Yields on benchmark two and three year U.S. Treasury notes, the part of the curve most sensitive to the short-term outlook for monetary policy, had remained basically unchanged since February. In contrast, yields on five year and especially 10-year notes, which are dominated by the outlook for recovery and inflation, had risen steeply.

The market was pricing a period of low interest rates lasting 12-18 months followed by a return to normal conditions thereafter, marked by a pronounced steepening of the yield curve.

But in the past two weeks, rates on 2 and 3-year paper have risen sharply as signs of stabilisation from payrolls and manufacturing surveys have encouraged the market to price in a much earlier increase in interest rates.


The market is almost certainly being too aggressive. The Fed’s track record suggests policy is unlikely to be tightened significantly until the middle of 2010. Here are 6 reasons why:

(1) Policymakers’ fondness for injecting liquidity in response to a crisis and difficulty removing it in a timely manner afterwards is well-documented. But the “Greenspan put” could just as readily be described as a “Bernanke put”; there is no perceptible difference between the current Fed chairman and his predecessor on this issue.

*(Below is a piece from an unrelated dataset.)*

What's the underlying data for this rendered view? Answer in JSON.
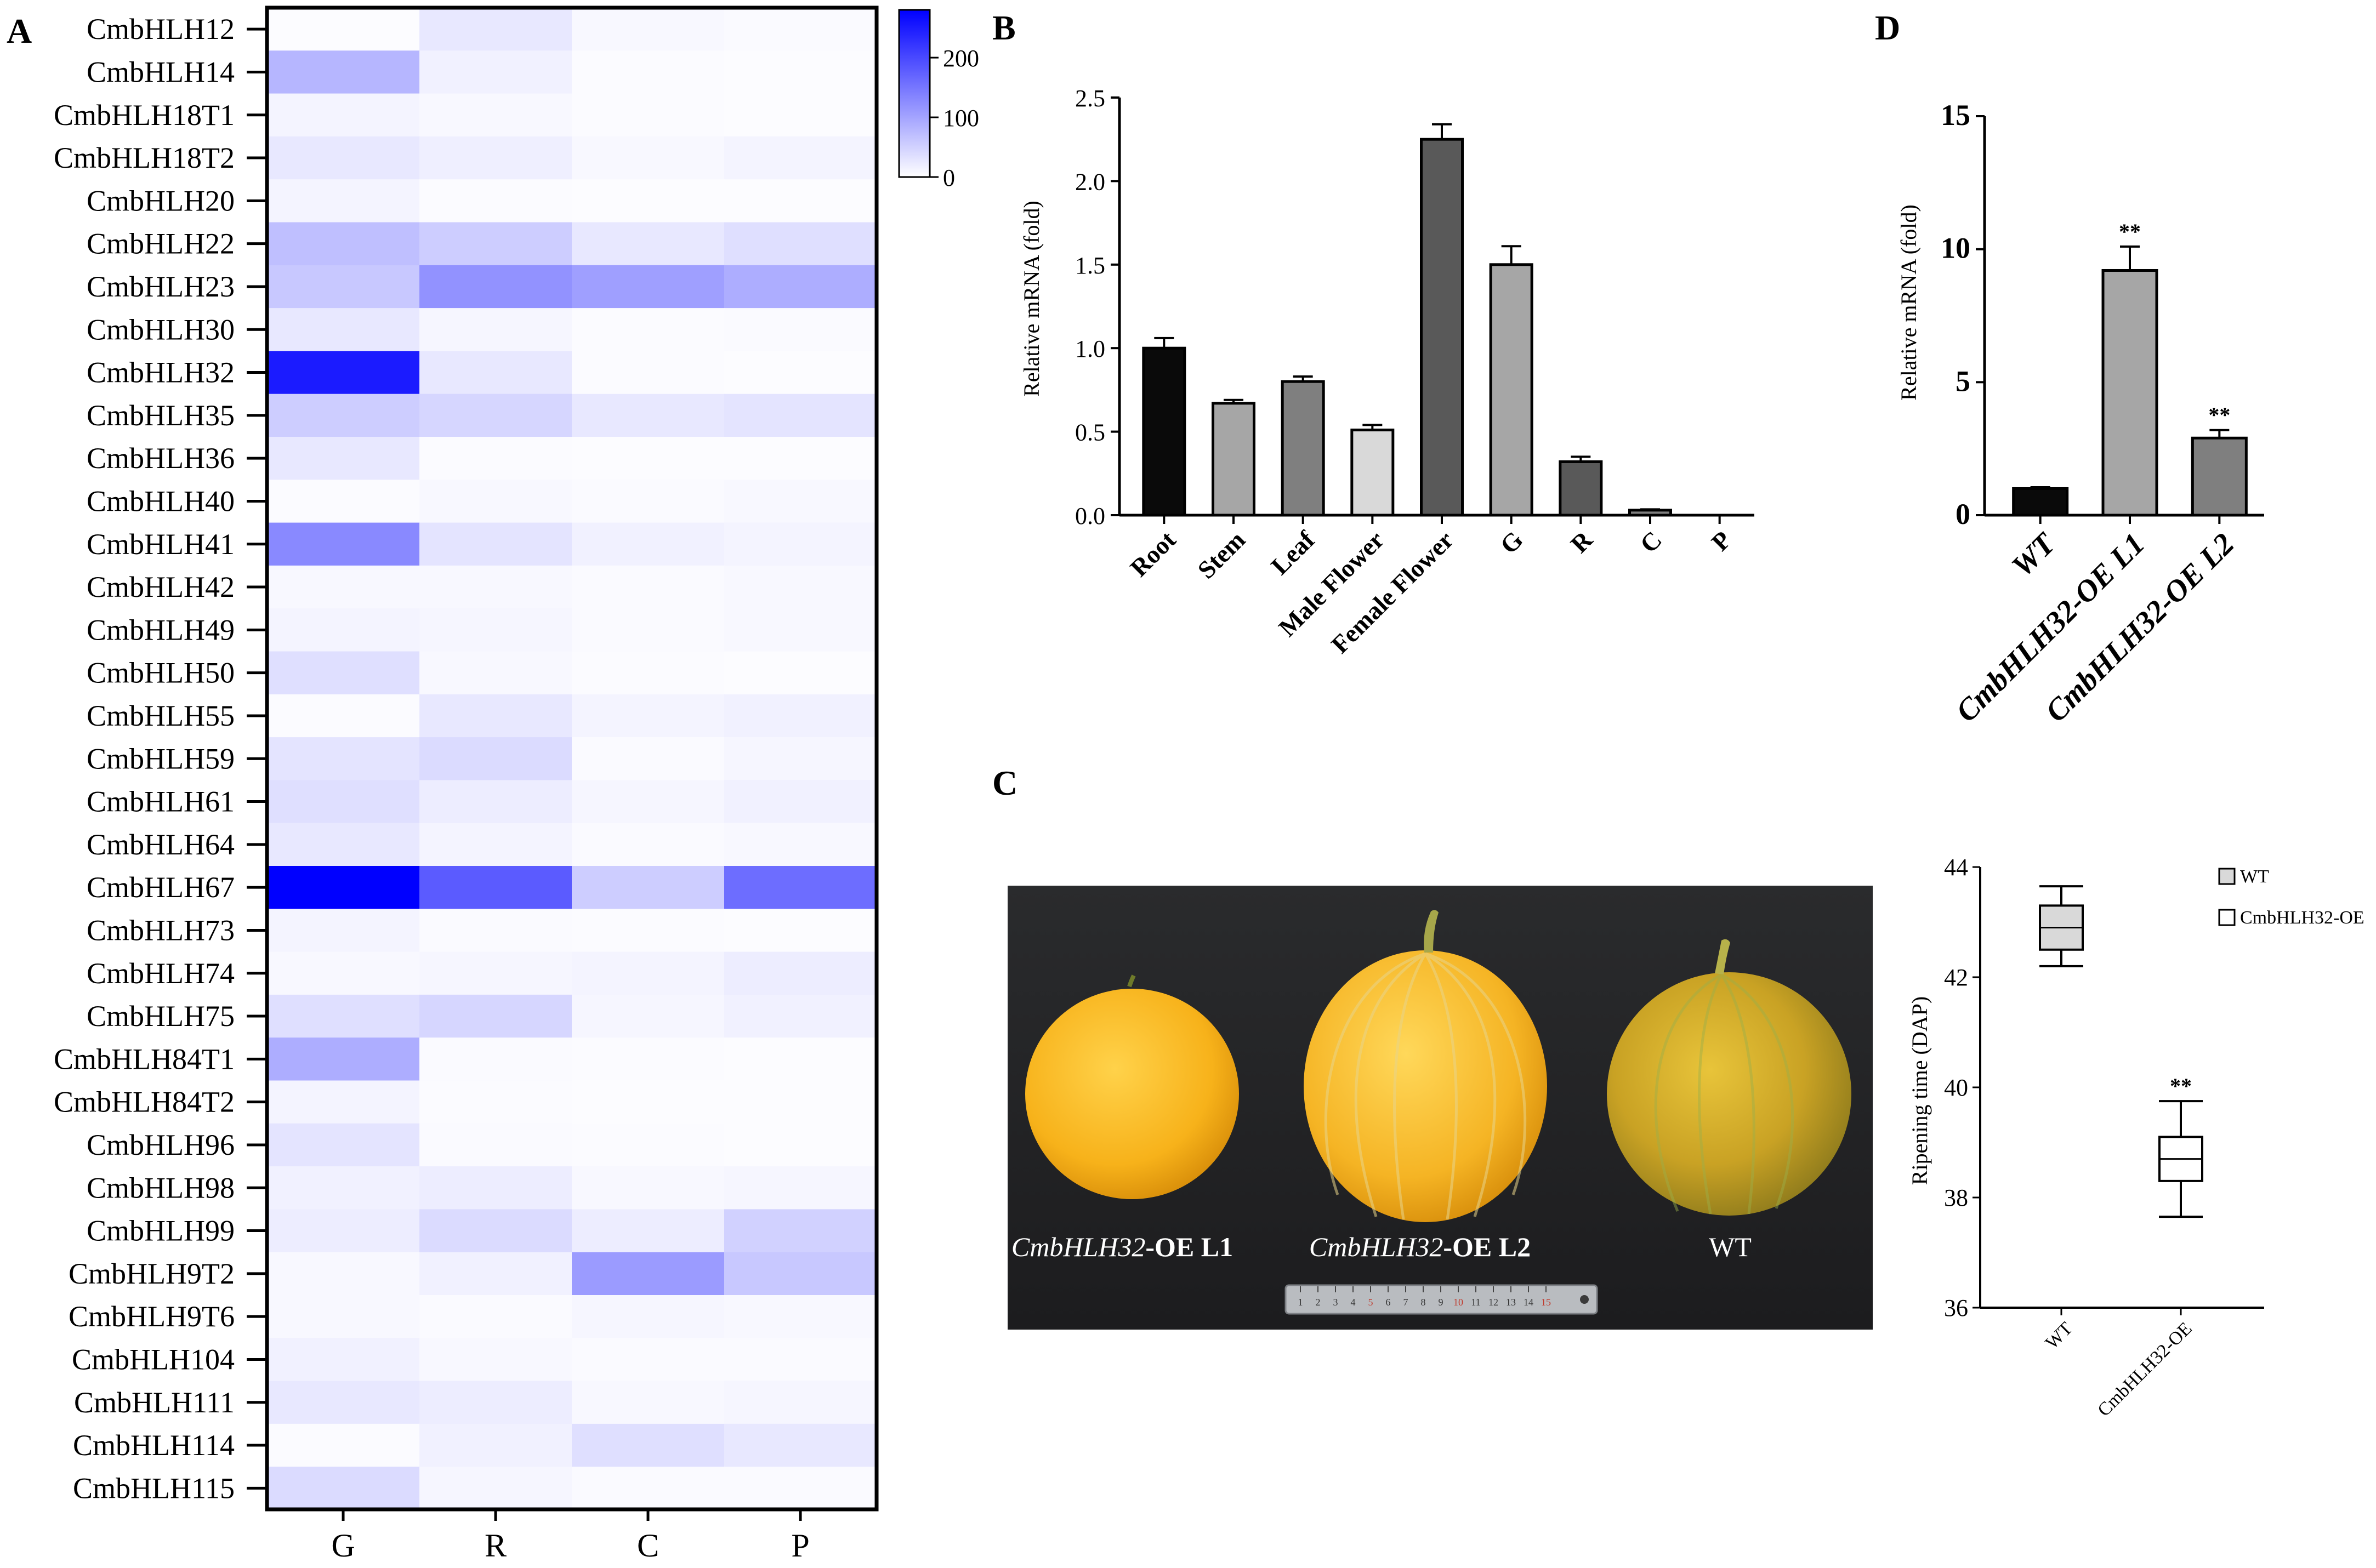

(2) Fed Chairman Ben Bernanke has accepted regulators’ mistakes contributed to the crisis, in particular weakness in bank supervision. But he has not accepted criticism that the Fed kept rates too low for too long after the last recession in 2000-2001. If the Fed does not believe it did anything wrong then, there is no reason to think it will behave differently this time.

(3) The decision to postpone interest rate rises after the last recession was a response to a weak and fitful recovery. Policymakers, led by Bernanke, expressed repeated concerns about the lack of a “self-sustaining” expansion, the risk that it would stall, and that deflationary forces would take hold. If, as is likely, the current expansion is similarly patchy, there is no reason to think the Bernanke Fed will behave differently.

(4) As a student of the Great Depression, Bernanke is aware of criticism that the Fed’s decision to reduce “excess liquidity” in 1937 and 1938 by raising reserve requirements, prompted by sharp increases in the price of steel and other raw materials, is blamed by historians for short-circuiting the recovery and plunging the economy into renewed recession. He will not wish to repeat the error.

(5) Officials believe there is little danger of sustained price increases while manufacturers have large amounts of spare capacity. U.S. manufacturers are currently using only 65 percent of theoretical capacity, well under the 80 percent cyclical average since 1972. Until this slack has been reabsorbed, fierce competition should prevent isolated increases in the price of raw materials (such as oil) from being passed on to final consumers, limiting the risk of an inflationary breakout. This cushion of spare capacity gives the Fed plenty of time before policy needs to be normalised.

6) Even if oil prices and other commodities continue to rise sharply, the Fed will portray this is a one-off readjustment in relative prices (Adam Smith’s “invisible hand” at work) rather than as a generalised increase in the price level (inflation) requiring a response from monetary policy.

For all these reasons, monetary policy is likely to remain on hold until well into 2010. The Fed may decide to tinker with policy around the margins by tapering off the volume of U.S. Treasury securities bought back as part of the quantitative easing programme.

Even then the Fed may feel compelled to maintain at least some small-scale purchases to make its preference for low short term rates effective. But any rise in the federal funds target is likely to be postponed until 2010.

In this context, holding contradictory views about a weak recovery nearby and the threat of inflation further out requires a steeper yield curve. The recent sell-off in two year and  three year notes relative to the 10-year looks ripe for a partial reversal as the market once again decides it is possible to hold contradictory views.